Hermione sempre achou que estaria preparada. Não havia tido, afinal, uma vida tradicional como a maioria das garotas que conhecia. Desde encontros com trasgos nojentos até fugas de Comensais no meio do Ministério da Magia, o perigo sempre pareceu acompanhá-la como uma sombra. Sabia que muitas vezes ela mesma ia ao seu encontro – nunca pretendera reprimir sua vontade de lutar e a certeza de que era seu dever ajudar Harry rumo ao fim da guerra – e talvez exatamente por isso ela sempre tenha achado que estaria preparada para uma situação como aquela.

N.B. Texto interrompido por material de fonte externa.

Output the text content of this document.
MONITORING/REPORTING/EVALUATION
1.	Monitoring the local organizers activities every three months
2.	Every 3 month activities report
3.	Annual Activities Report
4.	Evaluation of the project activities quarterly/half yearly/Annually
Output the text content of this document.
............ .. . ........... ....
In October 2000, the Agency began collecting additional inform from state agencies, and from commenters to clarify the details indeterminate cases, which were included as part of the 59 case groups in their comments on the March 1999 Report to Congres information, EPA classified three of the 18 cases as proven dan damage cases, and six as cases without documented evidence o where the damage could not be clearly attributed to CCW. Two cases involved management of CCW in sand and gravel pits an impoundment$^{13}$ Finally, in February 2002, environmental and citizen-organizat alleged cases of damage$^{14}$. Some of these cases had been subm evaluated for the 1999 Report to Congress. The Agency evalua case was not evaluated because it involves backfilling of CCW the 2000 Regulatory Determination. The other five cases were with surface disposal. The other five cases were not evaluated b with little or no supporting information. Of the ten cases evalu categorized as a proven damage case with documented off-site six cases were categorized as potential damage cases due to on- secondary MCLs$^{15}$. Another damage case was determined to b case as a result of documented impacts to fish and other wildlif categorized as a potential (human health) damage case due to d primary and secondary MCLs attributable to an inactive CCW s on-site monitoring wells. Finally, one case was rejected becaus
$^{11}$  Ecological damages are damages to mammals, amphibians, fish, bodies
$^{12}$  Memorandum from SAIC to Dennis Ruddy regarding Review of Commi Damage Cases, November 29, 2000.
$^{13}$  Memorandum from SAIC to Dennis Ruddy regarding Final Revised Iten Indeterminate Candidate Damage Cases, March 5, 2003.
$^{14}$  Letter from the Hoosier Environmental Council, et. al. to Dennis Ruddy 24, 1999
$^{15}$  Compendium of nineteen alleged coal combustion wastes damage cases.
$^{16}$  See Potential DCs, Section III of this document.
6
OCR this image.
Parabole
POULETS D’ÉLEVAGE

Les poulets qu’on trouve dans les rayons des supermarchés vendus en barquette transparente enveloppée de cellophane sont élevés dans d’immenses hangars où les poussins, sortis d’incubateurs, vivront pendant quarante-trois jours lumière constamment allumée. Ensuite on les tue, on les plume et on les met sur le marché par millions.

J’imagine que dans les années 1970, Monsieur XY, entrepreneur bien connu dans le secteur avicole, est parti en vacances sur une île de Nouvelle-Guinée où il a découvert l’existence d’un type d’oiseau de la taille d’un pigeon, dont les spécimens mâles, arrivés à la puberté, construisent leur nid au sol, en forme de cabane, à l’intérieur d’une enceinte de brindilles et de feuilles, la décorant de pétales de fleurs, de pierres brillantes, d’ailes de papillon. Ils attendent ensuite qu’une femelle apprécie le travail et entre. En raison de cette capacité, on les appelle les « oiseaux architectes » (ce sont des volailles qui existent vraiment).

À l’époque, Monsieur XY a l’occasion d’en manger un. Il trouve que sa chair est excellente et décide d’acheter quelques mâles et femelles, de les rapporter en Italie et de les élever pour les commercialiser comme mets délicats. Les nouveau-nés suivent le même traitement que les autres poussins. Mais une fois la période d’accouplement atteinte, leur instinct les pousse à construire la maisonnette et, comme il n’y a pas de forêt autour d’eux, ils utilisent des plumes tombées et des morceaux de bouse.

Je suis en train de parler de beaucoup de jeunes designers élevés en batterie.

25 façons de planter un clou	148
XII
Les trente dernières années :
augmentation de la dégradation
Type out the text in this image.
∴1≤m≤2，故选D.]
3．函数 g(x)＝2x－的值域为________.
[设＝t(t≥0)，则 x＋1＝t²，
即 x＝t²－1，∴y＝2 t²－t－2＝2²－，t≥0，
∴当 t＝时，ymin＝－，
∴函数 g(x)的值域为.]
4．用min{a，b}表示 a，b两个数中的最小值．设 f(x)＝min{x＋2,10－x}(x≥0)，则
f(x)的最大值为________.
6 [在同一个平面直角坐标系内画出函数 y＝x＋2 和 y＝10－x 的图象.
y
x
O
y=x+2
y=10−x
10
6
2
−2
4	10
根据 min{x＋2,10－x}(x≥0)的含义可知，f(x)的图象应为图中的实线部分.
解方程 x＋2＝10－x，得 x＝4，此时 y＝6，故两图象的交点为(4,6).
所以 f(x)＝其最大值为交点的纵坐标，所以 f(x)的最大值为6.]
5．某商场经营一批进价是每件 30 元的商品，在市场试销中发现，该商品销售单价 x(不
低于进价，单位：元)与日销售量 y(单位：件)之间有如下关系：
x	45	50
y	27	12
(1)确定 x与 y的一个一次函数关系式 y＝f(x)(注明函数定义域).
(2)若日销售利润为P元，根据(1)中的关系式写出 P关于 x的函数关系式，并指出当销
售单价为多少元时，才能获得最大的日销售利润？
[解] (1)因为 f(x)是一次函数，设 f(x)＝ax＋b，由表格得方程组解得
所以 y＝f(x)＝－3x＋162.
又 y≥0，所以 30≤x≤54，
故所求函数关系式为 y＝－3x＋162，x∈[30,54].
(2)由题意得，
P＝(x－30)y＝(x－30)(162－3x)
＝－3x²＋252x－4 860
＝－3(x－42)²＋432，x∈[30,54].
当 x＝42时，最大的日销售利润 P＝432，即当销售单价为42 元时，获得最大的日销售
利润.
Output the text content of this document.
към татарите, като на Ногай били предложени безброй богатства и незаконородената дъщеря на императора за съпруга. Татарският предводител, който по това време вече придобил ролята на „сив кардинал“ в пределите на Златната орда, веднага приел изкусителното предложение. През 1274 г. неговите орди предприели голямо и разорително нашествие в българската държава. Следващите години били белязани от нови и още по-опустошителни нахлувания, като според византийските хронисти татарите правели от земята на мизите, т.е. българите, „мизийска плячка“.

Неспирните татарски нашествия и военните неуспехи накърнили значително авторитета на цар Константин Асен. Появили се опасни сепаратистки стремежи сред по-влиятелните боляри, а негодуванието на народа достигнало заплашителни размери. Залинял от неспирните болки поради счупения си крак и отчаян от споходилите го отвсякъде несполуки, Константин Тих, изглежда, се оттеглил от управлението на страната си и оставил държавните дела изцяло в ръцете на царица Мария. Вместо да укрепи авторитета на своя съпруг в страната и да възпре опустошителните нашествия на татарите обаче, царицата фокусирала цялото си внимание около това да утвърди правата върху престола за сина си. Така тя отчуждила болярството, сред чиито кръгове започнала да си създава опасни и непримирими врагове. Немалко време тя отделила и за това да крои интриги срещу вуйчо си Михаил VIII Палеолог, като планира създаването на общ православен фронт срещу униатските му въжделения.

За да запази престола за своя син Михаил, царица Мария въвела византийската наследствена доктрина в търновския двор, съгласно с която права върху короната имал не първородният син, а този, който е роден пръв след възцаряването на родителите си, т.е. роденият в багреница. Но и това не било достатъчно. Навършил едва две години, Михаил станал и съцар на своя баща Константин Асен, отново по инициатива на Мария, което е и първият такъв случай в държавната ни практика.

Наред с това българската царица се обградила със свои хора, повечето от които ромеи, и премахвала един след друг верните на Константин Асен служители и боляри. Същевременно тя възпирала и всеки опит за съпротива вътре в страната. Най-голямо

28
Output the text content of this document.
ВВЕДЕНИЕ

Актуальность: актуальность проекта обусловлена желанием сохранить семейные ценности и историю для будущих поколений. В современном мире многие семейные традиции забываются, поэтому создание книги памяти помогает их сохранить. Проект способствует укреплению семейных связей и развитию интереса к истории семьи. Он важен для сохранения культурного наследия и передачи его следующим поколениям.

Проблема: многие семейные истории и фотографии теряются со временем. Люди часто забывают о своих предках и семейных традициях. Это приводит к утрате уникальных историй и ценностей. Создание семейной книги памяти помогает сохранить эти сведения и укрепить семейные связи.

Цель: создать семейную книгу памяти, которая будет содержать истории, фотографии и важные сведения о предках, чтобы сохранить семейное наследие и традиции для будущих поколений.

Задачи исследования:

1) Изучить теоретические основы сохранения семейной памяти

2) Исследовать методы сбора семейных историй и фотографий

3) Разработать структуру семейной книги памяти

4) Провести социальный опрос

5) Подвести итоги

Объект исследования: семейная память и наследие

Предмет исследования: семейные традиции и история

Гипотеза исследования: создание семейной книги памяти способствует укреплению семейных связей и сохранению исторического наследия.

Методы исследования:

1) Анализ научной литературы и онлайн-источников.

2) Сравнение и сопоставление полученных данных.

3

Mas após a sucessão de acontecimentos acelerados que seguiram a pronúncia do nome do Lorde das Trevas - que mais pareceram um relâmpago insano trazendo uma descarga de tragédia até eles - Hermione viu que jamais estaria preparada para nada daquilo. Que nunca esteve, e que havia sido incrivelmente ingênua em achar que poderia estar.
Era mais do que medo. Era algo próximo da certeza de que o fim estava mais perto do que nunca. Era como ter a confirmação, afinal, de que tudo acabaria. De que haviam falhado.
Uma espécie nova de pânico se alastrou por cada centímetro de seu corpo, trazendo uma aflição dolorida quase física, quando a voz de um dos Snatchers disse seu verdadeiro nome.
-“ ‘Ermione Granger, a sangue-ruim que acredita-se estar viajando com ‘Arry Potter.”
Hermione sentiu seu estômago despencar, e o braço de Ron amarrado ao seu lado deu estremeceu abruptamente. Ela sabia que seu rosto perdia toda e qualquer cor quando Fenrir Greyback se ajoelhou na sua frente, com uma edição amassada do Profeta Diário nas mãos.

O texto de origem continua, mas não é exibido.